Private Eye, May 3, 2003

 

FOLLOWING the outbreak of Sars, one thing was certain: Professor Roy Anderson of Imperial College would soon be hitting the headlines.

 

And so it came to pass. While the World Health Organisation was being severely criticised by the Canadian government and others for "over­reacting", it found welcome backing last weekend from a report by Anderson which claimed that Sars was twice as deadly as previously thought. "We have not seen the report so we could not comment," a WHO spokesman said, "except to say that this is a top-class professional and any figure he commits himself to is likely to be as  close as possible to accurate."

 

Tony Blair would undoubtedly agree. Two years ago it was Roy Anderson who created the computer model used by the government to claim that the number of foot-and-mouth cases would fall to zero by 7 June 2001. As the Eye noted at the time, a certain amount of statistical jiggery-pokery was required to achieve this desirable if implausible result, but it allowed the Dear Leader to call an election for that very date and boast that he had the crisis licked.
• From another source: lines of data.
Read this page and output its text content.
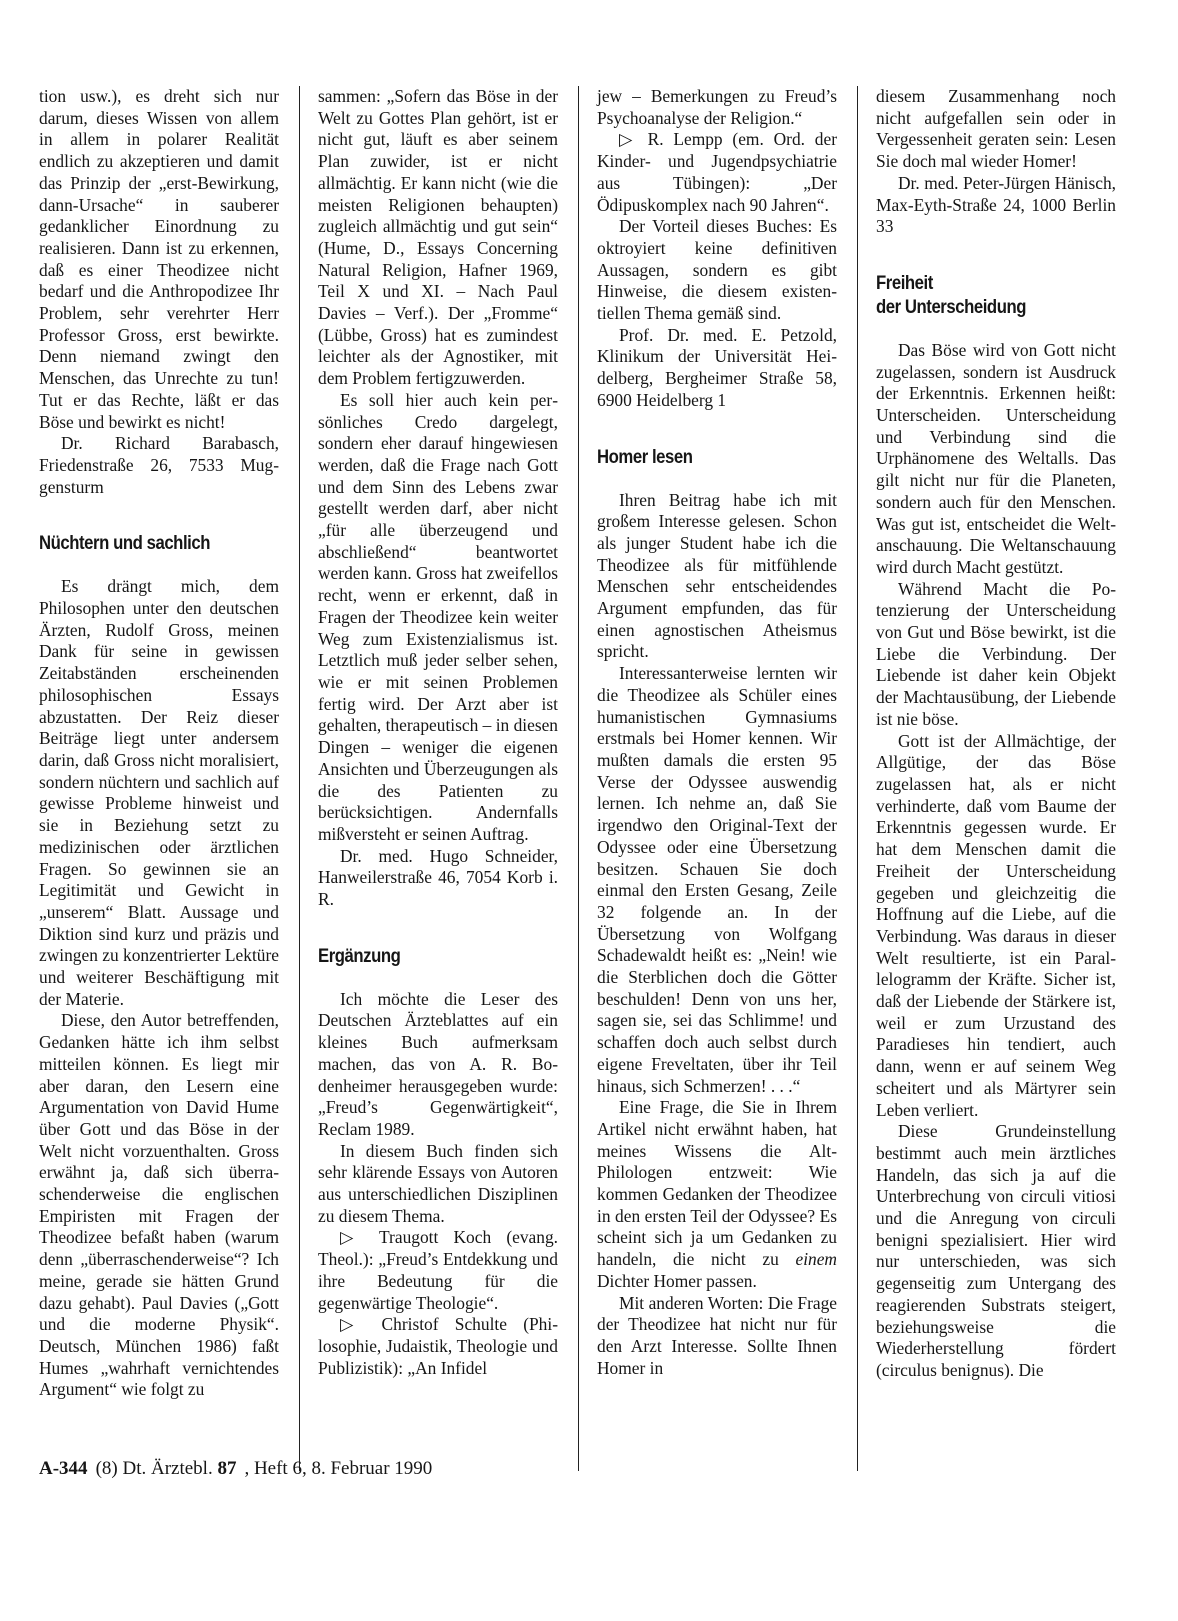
tion usw.), es dreht sich nur darum, dieses Wissen von allem in allem in polarer Realität endlich zu akzeptieren und damit das Prinzip der „erst-Bewirkung, dann-Ursache“ in sauberer gedanklicher Einordnung zu realisieren. Dann ist zu erkennen, daß es einer Theodizee nicht bedarf und die Anthropodizee Ihr Problem, sehr verehrter Herr Professor Gross, erst bewirkte. Denn niemand zwingt den Menschen, das Unrechte zu tun! Tut er das Rechte, läßt er das Böse und bewirkt es nicht!

Dr. Richard Barabasch, Friedenstraße 26, 7533 Muggensturm

Nüchtern und sachlich

Es drängt mich, dem Philosophen unter den deutschen Ärzten, Rudolf Gross, meinen Dank für seine in gewissen Zeitabständen erscheinenden philosophischen Essays abzustatten. Der Reiz dieser Beiträge liegt unter andersem darin, daß Gross nicht moralisiert, sondern nüchtern und sachlich auf gewisse Probleme hinweist und sie in Beziehung setzt zu medizinischen oder ärztlichen Fragen. So gewinnen sie an Legitimität und Gewicht in „unserem“ Blatt. Aussage und Diktion sind kurz und präzis und zwingen zu konzentrierter Lektüre und weiterer Beschäftigung mit der Materie.

Diese, den Autor betreffenden, Gedanken hätte ich ihm selbst mitteilen können. Es liegt mir aber daran, den Lesern eine Argumentation von David Hume über Gott und das Böse in der Welt nicht vorzuenthalten. Gross erwähnt ja, daß sich überraschenderweise die englischen Empiristen mit Fragen der Theodizee befaßt haben (warum denn „überraschenderweise“? Ich meine, gerade sie hätten Grund dazu gehabt). Paul Davies („Gott und die moderne Physik“. Deutsch, München 1986) faßt Humes „wahrhaft vernichtendes Argument“ wie folgt zu

sammen: „Sofern das Böse in der Welt zu Gottes Plan gehört, ist er nicht gut, läuft es aber seinem Plan zuwider, ist er nicht allmächtig. Er kann nicht (wie die meisten Religionen behaupten) zugleich allmächtig und gut sein“ (Hume, D., Essays Concerning Natural Religion, Hafner 1969, Teil X und XI. – Nach Paul Davies – Verf.). Der „Fromme“ (Lübbe, Gross) hat es zumindest leichter als der Agnostiker, mit dem Problem fertigzuwerden.

Es soll hier auch kein persönliches Credo dargelegt, sondern eher darauf hingewiesen werden, daß die Frage nach Gott und dem Sinn des Lebens zwar gestellt werden darf, aber nicht „für alle überzeugend und abschließend“ beantwortet werden kann. Gross hat zweifellos recht, wenn er erkennt, daß in Fragen der Theodizee kein weiter Weg zum Existenzialismus ist. Letztlich muß jeder selber sehen, wie er mit seinen Problemen fertig wird. Der Arzt aber ist gehalten, therapeutisch – in diesen Dingen – weniger die eigenen Ansichten und Überzeugungen als die des Patienten zu berücksichtigen. Andernfalls mißversteht er seinen Auftrag.

Dr. med. Hugo Schneider, Hanweilerstraße 46, 7054 Korb i. R.

Ergänzung

Ich möchte die Leser des Deutschen Ärzteblattes auf ein kleines Buch aufmerksam machen, das von A. R. Bodenheimer herausgegeben wurde: „Freud’s Gegenwärtigkeit“, Reclam 1989.

In diesem Buch finden sich sehr klärende Essays von Autoren aus unterschiedlichen Disziplinen zu diesem Thema.

▷ Traugott Koch (evang. Theol.): „Freud’s Entdekkung und ihre Bedeutung für die gegenwärtige Theologie“.

▷ Christof Schulte (Philosophie, Judaistik, Theologie und Publizistik): „An Infidel

jew – Bemerkungen zu Freud’s Psychoanalyse der Religion.“

▷ R. Lempp (em. Ord. der Kinder- und Jugendpsychiatrie aus Tübingen): „Der Ödipuskomplex nach 90 Jahren“.

Der Vorteil dieses Buches: Es oktroyiert keine definitiven Aussagen, sondern es gibt Hinweise, die diesem existentiellen Thema gemäß sind.

Prof. Dr. med. E. Petzold, Klinikum der Universität Heidelberg, Bergheimer Straße 58, 6900 Heidelberg 1

Homer lesen

Ihren Beitrag habe ich mit großem Interesse gelesen. Schon als junger Student habe ich die Theodizee als für mitfühlende Menschen sehr entscheidendes Argument empfunden, das für einen agnostischen Atheismus spricht.

Interessanterweise lernten wir die Theodizee als Schüler eines humanistischen Gymnasiums erstmals bei Homer kennen. Wir mußten damals die ersten 95 Verse der Odyssee auswendig lernen. Ich nehme an, daß Sie irgendwo den Original-Text der Odyssee oder eine Übersetzung besitzen. Schauen Sie doch einmal den Ersten Gesang, Zeile 32 folgende an. In der Übersetzung von Wolfgang Schadewaldt heißt es: „Nein! wie die Sterblichen doch die Götter beschulden! Denn von uns her, sagen sie, sei das Schlimme! und schaffen doch auch selbst durch eigene Freveltaten, über ihr Teil hinaus, sich Schmerzen! . . .“

Eine Frage, die Sie in Ihrem Artikel nicht erwähnt haben, hat meines Wissens die Alt-Philologen entzweit: Wie kommen Gedanken der Theodizee in den ersten Teil der Odyssee? Es scheint sich ja um Gedanken zu handeln, die nicht zu einem Dichter Homer passen.

Mit anderen Worten: Die Frage der Theodizee hat nicht nur für den Arzt Interesse. Sollte Ihnen Homer in

diesem Zusammenhang noch nicht aufgefallen sein oder in Vergessenheit geraten sein: Lesen Sie doch mal wieder Homer!

Dr. med. Peter-Jürgen Hänisch, Max-Eyth-Straße 24, 1000 Berlin 33

Freiheit
der Unterscheidung

Das Böse wird von Gott nicht zugelassen, sondern ist Ausdruck der Erkenntnis. Erkennen heißt: Unterscheiden. Unterscheidung und Verbindung sind die Urphänomene des Weltalls. Das gilt nicht nur für die Planeten, sondern auch für den Menschen. Was gut ist, entscheidet die Weltanschauung. Die Weltanschauung wird durch Macht gestützt.

Während Macht die Potenzierung der Unterscheidung von Gut und Böse bewirkt, ist die Liebe die Verbindung. Der Liebende ist daher kein Objekt der Machtausübung, der Liebende ist nie böse.

Gott ist der Allmächtige, der Allgütige, der das Böse zugelassen hat, als er nicht verhinderte, daß vom Baume der Erkenntnis gegessen wurde. Er hat dem Menschen damit die Freiheit der Unterscheidung gegeben und gleichzeitig die Hoffnung auf die Liebe, auf die Verbindung. Was daraus in dieser Welt resultierte, ist ein Parallelogramm der Kräfte. Sicher ist, daß der Liebende der Stärkere ist, weil er zum Urzustand des Paradieses hin tendiert, auch dann, wenn er auf seinem Weg scheitert und als Märtyrer sein Leben verliert.

Diese Grundeinstellung bestimmt auch mein ärztliches Handeln, das sich ja auf die Unterbrechung von circuli vitiosi und die Anregung von circuli benigni spezialisiert. Hier wird nur unterschieden, was sich gegenseitig zum Untergang des reagierenden Substrats steigert, beziehungsweise die Wiederherstellung fördert (circulus benignus). Die

A-344 (8) Dt. Ärztebl. 87 , Heft 6, 8. Februar 1990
Back in 1987 Anderson's mathematical talents again proved useful to a politician's election prospects. He was invited by Norway's prime minister Gro Harlem Brundtland to help produce an "independent assessment" of how many minke whales Norwegians could sustainably kill each year. The International Whaling Commission had introduced a moratorium on commercial minke whaling, which Brundtland feared would lose her support in the northern whaling constituencies. She hoped that a report by a four-man committee of experts, including Anderson, would persuade the IWC to ease the ban.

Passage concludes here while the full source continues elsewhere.